Project Details:
This is a broad description of a project you might be working on! More projects upcoming!
Computer Vision under the Assumption of Value
Abstract:
Real world computer vision systems typically have some intrinsic value in their underlying business use. Serving the the right image in a search result ad might be worth $0.001 and counting nuclear particles in material images might be worth $10,000. In general we want to build systems which produce sufficiently accurate results within the budget. Although human interaction can improve accuracy in many algorithms, it also costs money. Most computer vision research has focused on purely automated algorithms, arguing that human labor is much too expensive to include in operational algorithms. This is equivalent to finding solutions for the $0.00 value case. We should explicitly investigate joint algorithms using computers and human labor, and report accuracy as a Cost vs Accuracy curve as additional human labor is inserted. We investigate some representative computer vision tasks, e.g. Object Detection, Image Matching, and X. We introduce several general strategies for combining existing vision algorithms with human labor, e.g. PruneFalsePositives, Y, Z. These strategies provide for increased accuracy in those cases when the task has positive value.
Keywords: computer vision, human computation, crowdsourcing, human-computer interaction
Wait, I didn't understand that at all. Can you please help me explain?
Sure! but first let's try to understand two terms here: Computer Vision and Crowdsourcing.
Computer Vision is a field of computer science that includes methods for acquiring, processing, analyzing, and understanding images. It helps computers to conduct tasks like detecting events, object recognition, navitating robots, controlling processes and more. It gives eyes to a computer.
Crowdsourcing is an approach to harness the expertise or intelligence of a distributed group of people, to solve a problem or execute any given task. Some common examples of crowdsourcing projects are Wikipedia, OpenStreetMaps and Captcha - in all of these projects, distributed group of people patricipated for a cause and helped write an encyclopedia, map geographical places and digitized books, respectively. To harness crowd potential, some have also turned to crowdsourcing marketplaces like Amazon Mechanical Turk and Crowdflower to execute microtasks like labeling images or transcribing audio from thousands of people for a small amount of money.
That's cool! but why do I need to know about these terms and how are they related?

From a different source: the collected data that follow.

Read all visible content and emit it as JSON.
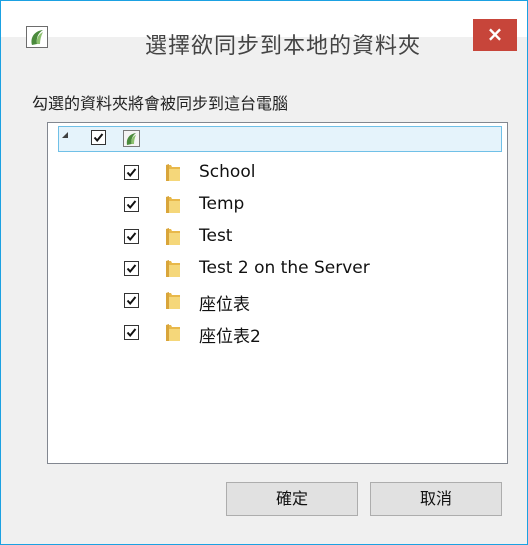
{
  "window": {
    "title": "選擇欲同步到本地的資料夾",
    "close_glyph": "×",
    "accent": "#1ba1e2",
    "close_color": "#c7453a"
  },
  "instruction": "勾選的資料夾將會被同步到這台電腦",
  "tree": {
    "root": {
      "checked": true,
      "icon": "app-logo-icon"
    },
    "items": [
      {
        "label": "School",
        "checked": true
      },
      {
        "label": "Temp",
        "checked": true
      },
      {
        "label": "Test",
        "checked": true
      },
      {
        "label": "Test 2 on the Server",
        "checked": true
      },
      {
        "label": "座位表",
        "checked": true
      },
      {
        "label": "座位表2",
        "checked": true
      }
    ]
  },
  "buttons": {
    "ok_label": "確定",
    "cancel_label": "取消"
  }
}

Now, computer vision is NOT perfect, in fact its far from being perfect, specially when it comes to recognizing a variety of objects in different type of images. Meanwhile, we humans are blessed with a brain which can process complex images, and recognize objects within them. This leads to a logical question, which is that why can't we use humans to recognize objects instead of computers? What's the catch?
The catch is that human services are not free, and may encounter speed and scalability issues. A typical object annotation task on Mechanical Turk can cost from few cents to few dollars depending on the type of images and accuracy requirements. Computer vision on the other hand is practically free and scalable, however, lacks accuracy (please see the image below). This raises few questions!
-Can we use advance computer vision algorithms with crowdsourcing techniques to improve the accuracy while keeping the cost low?
-Can we design an algorithm combining the both? What would be the trade off? and how would the graph look like?
-Can we building something like Soylent? for computer vision tasks like object recognition...
This project explores these research questions, and requires you to generate graphs which shows the relationship of cost vs. accuracy on applying state-of-the-art computer vision algorithms with best crowdsourcing techniques.
What graphs? I am still a bit confused...
Okay, let me clarify a bit more. See the image below. It shows two scenarios - 1) when using crowdsourcing, we can achieve highest level of accuracy, but its expensive. 2) even the state-of-the-art computer vision algorithm falls short of great accuracy, but it practically costs nothing.
Now imagine the graph shown below. Can we generate a graph like this? Showing the performance of an algorithm combining computer vision and crowdsourcing techniques? Trying to maximize the accuracy while minimizing cost? -- Well, that's the kind of graph we're looking for.
In this project, we want you to try a variety of algorithms and approaches combining computer vision and crowdsourcing techniques to generate graphs showing the results. Some of the tasks and their strategies are shown below for reference:
I hope you understand the project on a higher level by now. If not, don't worry. We'll have weekly meetings and will set up a private Google Group for you guys to interact and post questions.
How is this project impactful?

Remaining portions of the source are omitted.